The GRPC gives another example of radicalization of a section of Christians, stating that on October 30, 2010, a temple of Rabha Hindus in William Nagar was attacked by Garo Christians while protesting against civic polls in Garo Hills. Incidentally, 85 per cent of Garos are reportedly Christians, and Rabha Hindus and Garo Hindus are a minority in Meghalaya, for which the latter need adequate protection from the majority community as well as the State government, which is reportedly not provided.

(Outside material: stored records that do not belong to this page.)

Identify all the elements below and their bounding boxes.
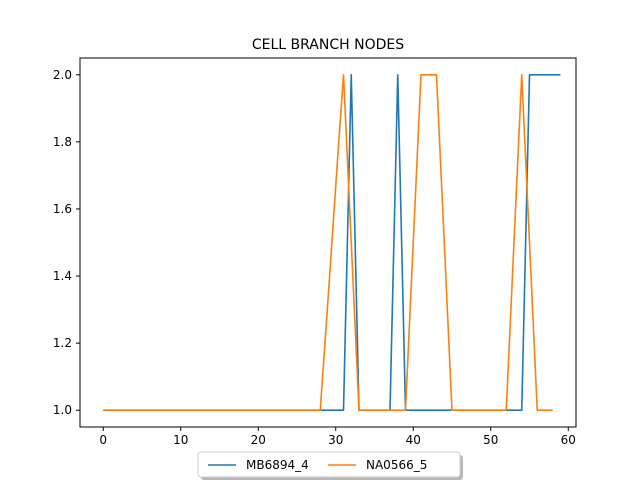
y-tick-label-5: 2.0 bbox=[53, 68, 72, 82]
y-tick-label-0: 1.0 bbox=[53, 403, 72, 417]
x-tick-label-6: 60 bbox=[561, 433, 576, 447]
x-tick-label-3: 30 bbox=[328, 433, 343, 447]
legend-label-1: NA0566_5 bbox=[366, 458, 427, 472]
chart-title: CELL BRANCH NODES bbox=[252, 37, 404, 53]
series-line-1 bbox=[103, 73, 553, 412]
y-tick-label-3: 1.6 bbox=[53, 202, 72, 216]
plot-area-frame bbox=[79, 57, 577, 428]
x-tick-label-5: 50 bbox=[483, 433, 498, 447]
x-tick-label-0: 0 bbox=[99, 433, 107, 447]
x-tick-label-2: 20 bbox=[251, 433, 266, 447]
axes-layer: 0 10 20 30 40 50 60 1.0 1.2 1.4 1.6 1.8 2.0 bbox=[53, 68, 576, 447]
x-tick-label-1: 10 bbox=[173, 433, 188, 447]
y-tick-label-4: 1.8 bbox=[53, 135, 72, 149]
x-tick-label-4: 40 bbox=[406, 433, 421, 447]
y-tick-label-1: 1.2 bbox=[53, 336, 72, 350]
series-layer bbox=[103, 73, 561, 412]
legend: MB6894_4 NA0566_5 bbox=[197, 451, 463, 480]
legend-label-0: MB6894_4 bbox=[246, 458, 309, 472]
y-tick-label-2: 1.4 bbox=[53, 269, 72, 283]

The role of politicians in fomenting the clashes in the bordering villages of both the States also cannot be ruled out. As the Assam elections are knocking at the door, incitement to attack the Rabhas, displacing them from their hearth and homes, putting them in relief camps, and then helping them with doles so as to win their votes is also highly probable. Besides, the demand by the Rabhas of Assam for Sixth Schedule status, like the Bodoland Territorial Council, has also created unrest among non-Rabhas like Garos, immigrant Muslims and others, who have even called for bandh and protest marches in opposition.
The All Rabha Students’ Union (ARSU) has claimed thus: “Illegal migrants have incited the Garo-Rabha clashes in Meghalaya and Assam areas with an eye to oust the Garos and Rabhas from the lucrative rubber plantations they have developed and also from their fertile plots of land. These migrants are the third party and they are provided all possible protection by the State administration.” ARSU leaders have further alleged that the ‘‘local administration is too scared of taking any step against the leaders of these illegal migrants some of whom are leading the ruling Congress party’s local units’’.

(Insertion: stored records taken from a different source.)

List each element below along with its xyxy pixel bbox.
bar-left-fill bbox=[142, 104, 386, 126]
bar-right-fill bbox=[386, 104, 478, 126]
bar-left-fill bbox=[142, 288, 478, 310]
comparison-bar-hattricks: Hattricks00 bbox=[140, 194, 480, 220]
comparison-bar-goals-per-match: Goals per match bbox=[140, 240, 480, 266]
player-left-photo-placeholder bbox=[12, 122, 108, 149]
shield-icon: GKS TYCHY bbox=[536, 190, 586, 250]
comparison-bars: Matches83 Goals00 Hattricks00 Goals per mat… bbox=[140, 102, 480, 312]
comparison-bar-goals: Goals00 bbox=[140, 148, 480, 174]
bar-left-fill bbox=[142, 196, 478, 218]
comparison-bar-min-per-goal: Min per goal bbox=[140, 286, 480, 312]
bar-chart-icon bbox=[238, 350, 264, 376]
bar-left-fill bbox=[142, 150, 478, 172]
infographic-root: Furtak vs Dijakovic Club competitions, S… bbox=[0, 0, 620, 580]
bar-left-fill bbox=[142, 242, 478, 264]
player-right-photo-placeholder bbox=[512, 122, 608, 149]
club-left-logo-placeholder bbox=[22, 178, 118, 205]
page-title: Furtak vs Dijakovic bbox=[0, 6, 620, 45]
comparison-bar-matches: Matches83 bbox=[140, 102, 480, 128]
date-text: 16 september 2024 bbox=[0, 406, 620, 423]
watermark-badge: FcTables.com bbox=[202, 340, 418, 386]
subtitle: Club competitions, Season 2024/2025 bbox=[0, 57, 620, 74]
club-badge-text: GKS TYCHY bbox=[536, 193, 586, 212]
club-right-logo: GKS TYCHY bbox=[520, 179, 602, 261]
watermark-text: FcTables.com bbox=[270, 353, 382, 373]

The ARSU and Sixth Schedule Demand Committee members have also alleged that the Congress-led governments in both the States are also ‘‘patronizing the Garo-Rabha clashes with the view to frustrate the Six Schedule demand of the Rabhas. They have also turned a blind eye to the fact that the surrendered militants of the Garo militant outfit ANVC are leading the attacks against the Rabha villagers in East Garo Hills District’’. This accusation of militants’ involvement in the attacks against the Rabhas is also made by the GRPC as indicated earlier.
During the first few days of the ethnic clashes, there was total failure of the administration in containing the law-and-order problem as well as of the governments of both the States in dealing with the dangerous situation firmly and also in apprehending the ring leaders of rioters. There was also failure in organizing speedy rescue-and-relief operations. There are also allegations against the local/district administration of not taking immediate actions to stop the rioters from committing the mayhem, either due to connivance or incompetence. The Union Home Minister had to ask the governments of both the Congress-ruled States to organize ‘‘joint patrolling’’ and formulate ‘‘joint strategies’’ to deal with the situation effectively and quell the violence and also to bring the perpetrators to book; but this advice was not acted upon with the promptitude it deserved.

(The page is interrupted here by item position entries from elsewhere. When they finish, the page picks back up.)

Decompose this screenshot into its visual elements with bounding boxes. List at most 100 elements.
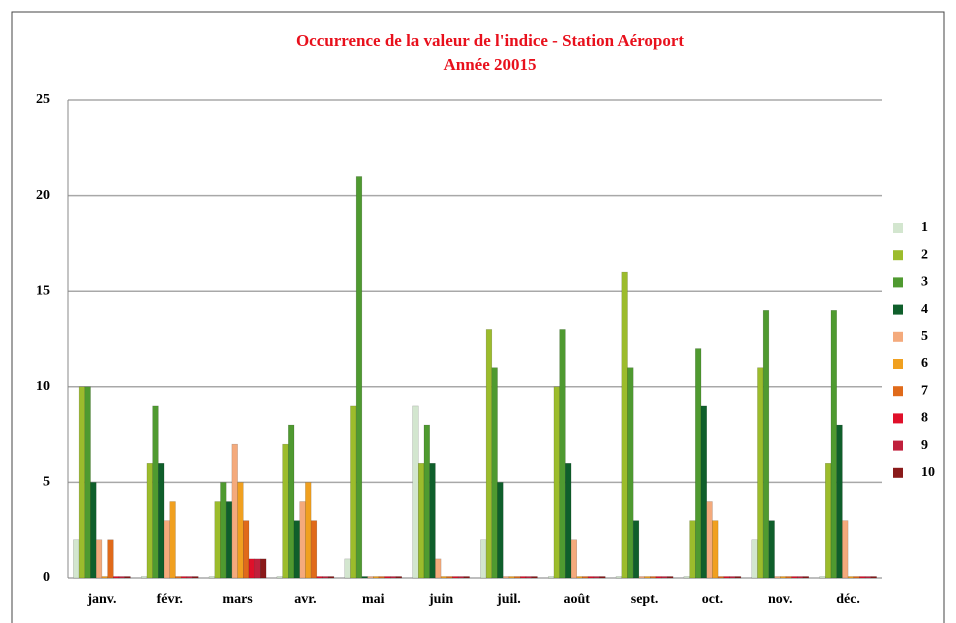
bar	[322, 576, 329, 579]
bar	[457, 576, 465, 579]
bar	[780, 576, 787, 579]
bar	[712, 520, 719, 579]
x-tick-label: oct.	[702, 592, 723, 607]
bar	[84, 386, 91, 579]
x-tick-label: mars	[222, 592, 253, 607]
bar	[627, 367, 634, 579]
legend-label: 2	[921, 247, 928, 262]
bar	[299, 501, 306, 579]
bar	[695, 348, 702, 579]
legend-label: 10	[921, 465, 935, 480]
bar	[175, 576, 182, 579]
bar	[124, 576, 131, 579]
bar	[734, 576, 742, 579]
bar	[118, 576, 125, 579]
bar	[797, 576, 804, 579]
bar	[310, 520, 318, 579]
x-tick-label: mai	[362, 592, 385, 607]
legend-swatch	[893, 331, 903, 342]
bar	[864, 576, 872, 579]
legend-label: 8	[921, 411, 928, 426]
bar	[706, 501, 713, 579]
bar	[870, 576, 877, 579]
legend-label: 5	[921, 329, 928, 344]
bar	[113, 576, 120, 579]
bar	[429, 463, 436, 579]
bar	[502, 576, 510, 579]
bar	[214, 501, 221, 579]
bar	[90, 482, 97, 579]
bar	[491, 367, 498, 579]
bar	[316, 576, 323, 579]
bar	[655, 576, 662, 579]
bar	[548, 576, 555, 579]
bar	[717, 576, 725, 579]
legend-swatch	[893, 250, 903, 261]
bar	[768, 520, 775, 579]
bar	[644, 576, 651, 579]
legend-swatch	[893, 386, 903, 397]
bar	[361, 576, 368, 579]
bar	[729, 576, 736, 579]
bar	[282, 443, 289, 579]
bar	[180, 576, 188, 579]
chart-title: Occurrence de la valeur de l'indice - St…	[296, 31, 684, 50]
bar	[243, 520, 250, 579]
y-tick-label: 20	[36, 188, 50, 203]
bar	[791, 576, 798, 579]
bar	[327, 576, 335, 579]
bar	[853, 576, 860, 579]
bar	[78, 386, 86, 579]
bar	[700, 405, 707, 579]
bar	[683, 576, 690, 579]
bar	[480, 539, 487, 579]
bar	[514, 576, 521, 579]
bar	[355, 176, 363, 579]
bar	[531, 576, 538, 579]
bar	[463, 576, 470, 579]
bar	[192, 576, 199, 579]
bar	[525, 576, 532, 579]
bar	[276, 576, 283, 579]
bar	[638, 576, 645, 579]
bar	[774, 576, 781, 579]
legend-label: 3	[921, 275, 928, 290]
bar	[485, 329, 493, 579]
y-tick-label: 0	[43, 570, 50, 585]
bar	[435, 558, 442, 579]
chart-subtitle: Année 20015	[443, 55, 536, 74]
legend-swatch	[893, 467, 903, 478]
bar	[842, 520, 849, 579]
y-tick-label: 10	[36, 379, 50, 394]
x-tick-label: juin	[428, 592, 453, 607]
legend-label: 9	[921, 438, 928, 453]
bar	[440, 576, 448, 579]
bar	[288, 424, 295, 579]
bar	[847, 576, 855, 579]
bar	[452, 576, 459, 579]
bar	[101, 576, 108, 579]
bar	[587, 576, 595, 579]
bar	[237, 482, 244, 579]
bar	[254, 558, 261, 579]
bar	[367, 576, 374, 579]
bar	[418, 463, 425, 579]
bar	[152, 405, 159, 579]
x-tick-label: nov.	[768, 592, 793, 607]
bar	[95, 539, 103, 579]
legend-label: 7	[921, 383, 928, 398]
bar	[802, 576, 809, 579]
legend-swatch	[893, 440, 903, 451]
bar	[73, 539, 80, 579]
bar	[146, 463, 153, 579]
bar	[305, 482, 312, 579]
bar	[650, 576, 657, 579]
legend-swatch	[893, 304, 903, 315]
legend-swatch	[893, 277, 903, 288]
y-tick-label: 5	[43, 475, 50, 490]
bar	[186, 576, 193, 579]
legend-swatch	[893, 359, 903, 369]
bar	[762, 310, 770, 579]
bar	[836, 424, 843, 579]
bar	[723, 576, 730, 579]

In view of a number of conflicting factors and also the alleged nexus among the Church, militant outfits, Bangladeshi Muslims (illegal immigrants) and political leaders across party lines, as well as the dubious role of some NGOs as brought out in the GRPC’s memorandum to the Prime Minister, a thorough probe into the clashes by the National Investigation Agency (NIA) is called for. Simultaneously, all possible measures need to be taken by the Centre and the two States to bring solace to, and adequately rehabilitate, the displaced families.